Coding this adds a few quirks to the STAN code, but surprisingly not many more lines. See the complete code here: https://terpconnect.umd.edu/~egurarie/teaching/Biol709/stanmodels/hhswithcovar.stan.
## hhswc_stan <- stan_model("hhswithcovar.stan")
A quick way to get a covariate matrix below. Note that I center the covariates, so that the intercept is the mean value, and the slopes tell me the number of days PER degree latitude and PER 1 km elevation:
covars <- with(lilacs, model.matrix(BLOOM ~ I(Lat - mean(Lat)) + I((Elev - mean(Elev))/1000)))
head(covars)
## (Intercept) I(Lat - mean(Lat)) I((Elev - mean(Elev))/1000)
## 1 1 -4.406203 -0.08824224
## 2 1 -4.406203 -0.08824224
## 3 1 -4.406203 -0.08824224
## 4 1 -4.406203 -0.08824224
## 5 1 -4.406203 -0.08824224
## 6 1 -4.406203 -0.08824224
Which we now include in our Data list:
Data <- with(lilacs,
list(x = YEAR, y = BLOOM, n = length(YEAR),
site = STATION %>% factor %>% as.integer,
nsites = length(unique(STATION)),
covars = covars, ncovars = ncol(covars)))
And sample:
hhswc.fit <- sampling(hhswc_stan, Data, chains = 4, iter = 2000)

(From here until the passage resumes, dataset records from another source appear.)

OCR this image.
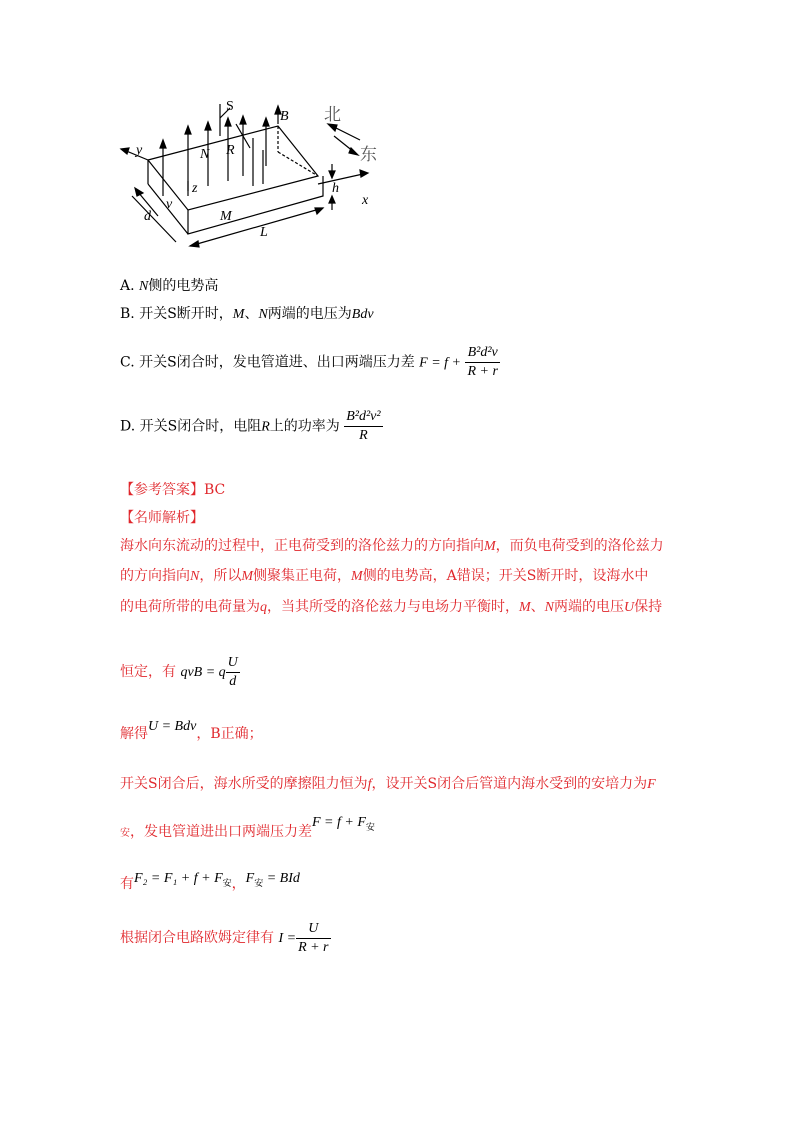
S
B
y	N R
z
v
d	M
h
x
L
北
东
A. N侧的电势高
B. 开关S断开时，M、N两端的电压为Bdv
C. 开关S闭合时，发电管道进、出口两端压力差 $F = f + \frac{\text{B²d²v}}{R + r}$
D. 开关S闭合时，电阻R上的功率为 $\frac{\text{B²d²v²}}{R}$
【参考答案】BC
【名师解析】
海水向东流动的过程中，正电荷受到的洛伦兹力的方向指向M，而负电荷受到的洛伦兹力
的方向指向N，所以M侧聚集正电荷，M侧的电势高，A错误；开关S断开时，设海水中
的电荷所带的电荷量为q，当其所受的洛伦兹力与电场力平衡时，M、N两端的电压U保持
恒定，有 qvB = q $\frac{U}{d}$
解得U = Bdv，B正确；
开关S闭合后，海水所受的摩擦阻力恒为f，设开关S闭合后管道内海水受到的安培力为F
安，发电管道进出口两端压力差$F = f + F_安$
有$F_2 = F_1 + f + F_安$，$F_安$ = BId
根据闭合电路欧姆定律有 $I = \frac{U}{R + r}$
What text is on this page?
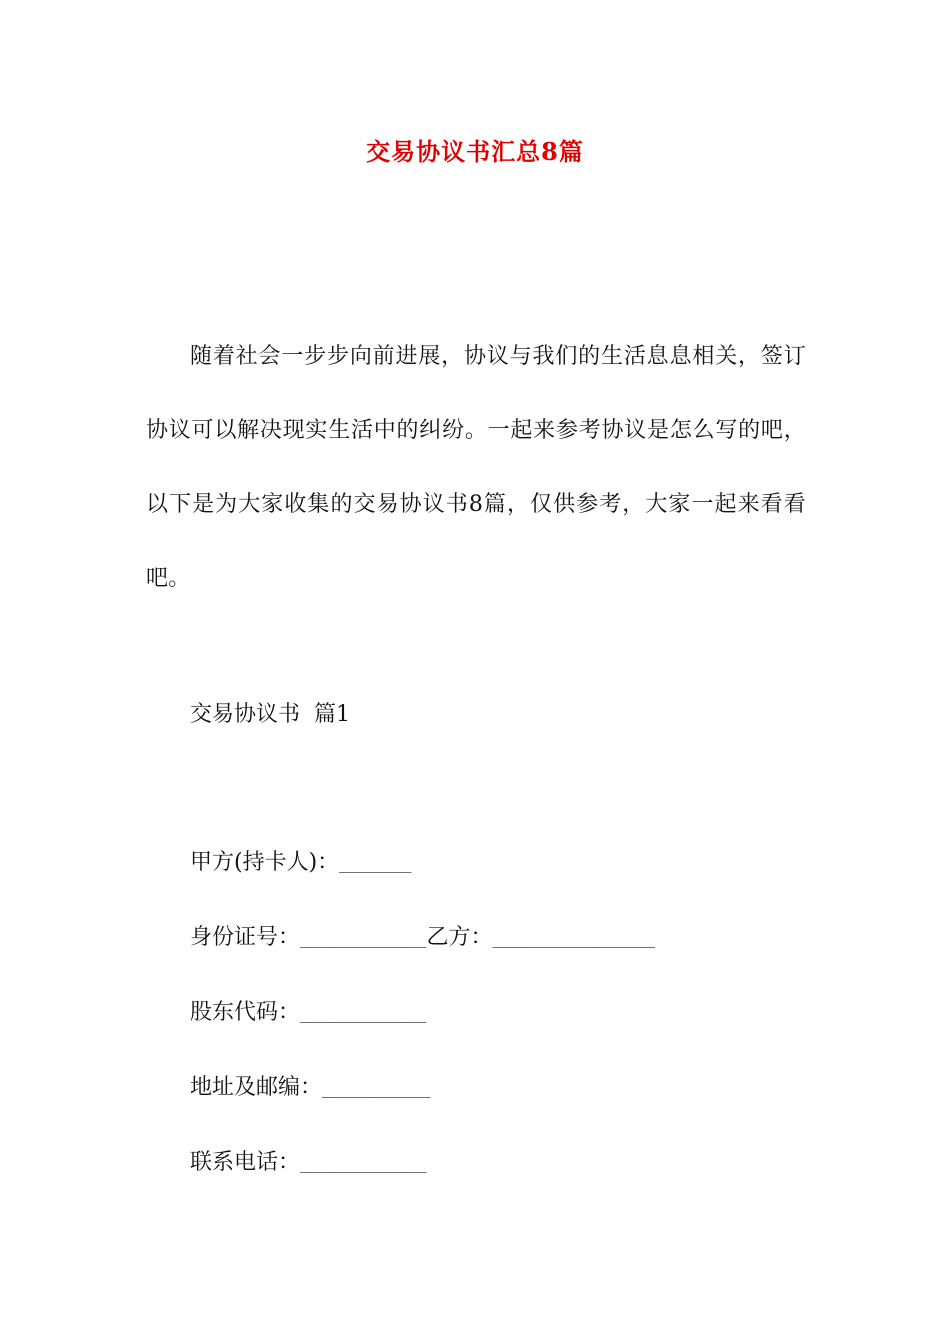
交易协议书汇总8篇

随着社会一步步向前进展，协议与我们的生活息息相关，签订协议可以解决现实生活中的纠纷。一起来参考协议是怎么写的吧，以下是为大家收集的交易协议书8篇，仅供参考，大家一起来看看吧。

交易协议书  篇1
甲方(持卡人)：________
身份证号：______________乙方：__________________
股东代码：______________
地址及邮编：____________
联系电话：______________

pars <- names(hhswc.fit)[1:8]
hhswc.mcmc <- As.mcmc.list(hhswc.fit, pars)
summary(hhswc.mcmc)
##
## Iterations = 1001:2000
## Thinning interval = 1
## Number of chains = 4
## Sample size per chain = 1000
##
## 1. Empirical mean and standard deviation for each variable,
## plus standard error of the mean:
##
## Mean SD Naive SE Time-series SE
## mu_beta0[1] 125.4290 1.41959 0.022446 0.073132
## mu_beta0[2] 3.5104 0.44462 0.007030 0.011745
## mu_beta0[3] 31.6962 2.33492 0.036918 0.136656
## sd_beta0 2.0718 0.33017 0.005220 0.014048
## mu_beta1 -0.5536 0.12199 0.001929 0.006485
## sd_beta1 0.1968 0.08792 0.001390 0.005424
## tau 1975.9873 1.81555 0.028706 0.084441
## sigma 8.3531 0.21720 0.003434 0.003210
##
## 2. Quantiles for each variable:
##
## 2.5% 25% 50% 75% 97.5%
## mu_beta0[1] 122.55436 124.4969 125.4511 126.3495 128.2263
## mu_beta0[2] 2.58726 3.2265 3.5225 3.8032 4.3729
## mu_beta0[3] 26.88464 30.1903 31.7624 33.2996 35.9938
## sd_beta0 1.53432 1.8393 2.0316 2.2705 2.8162
## mu_beta1 -0.87583 -0.6116 -0.5398 -0.4741 -0.3606
## sd_beta1 0.03615 0.1347 0.1949 0.2534 0.3851
## tau 1973.14730 1974.9176 1975.5641 1976.7091 1980.7888
## sigma 7.94052 8.2023 8.3525 8.5028 8.7784
xyplot(hhswc.mcmc)
densityplot(hhswc.mcmc)
Note that this model provides much more consistent, converging results! This is because more data were leveraged, and the response is clearly a strong one. The “base” mean day was around 136, the latitude effect is about +3.74 days per degree latitude, and the elevation effect is about +30 days for every 1000 m. The slope is still significantly negative, and the mean transition year is somewhere in the early-mid 70’s.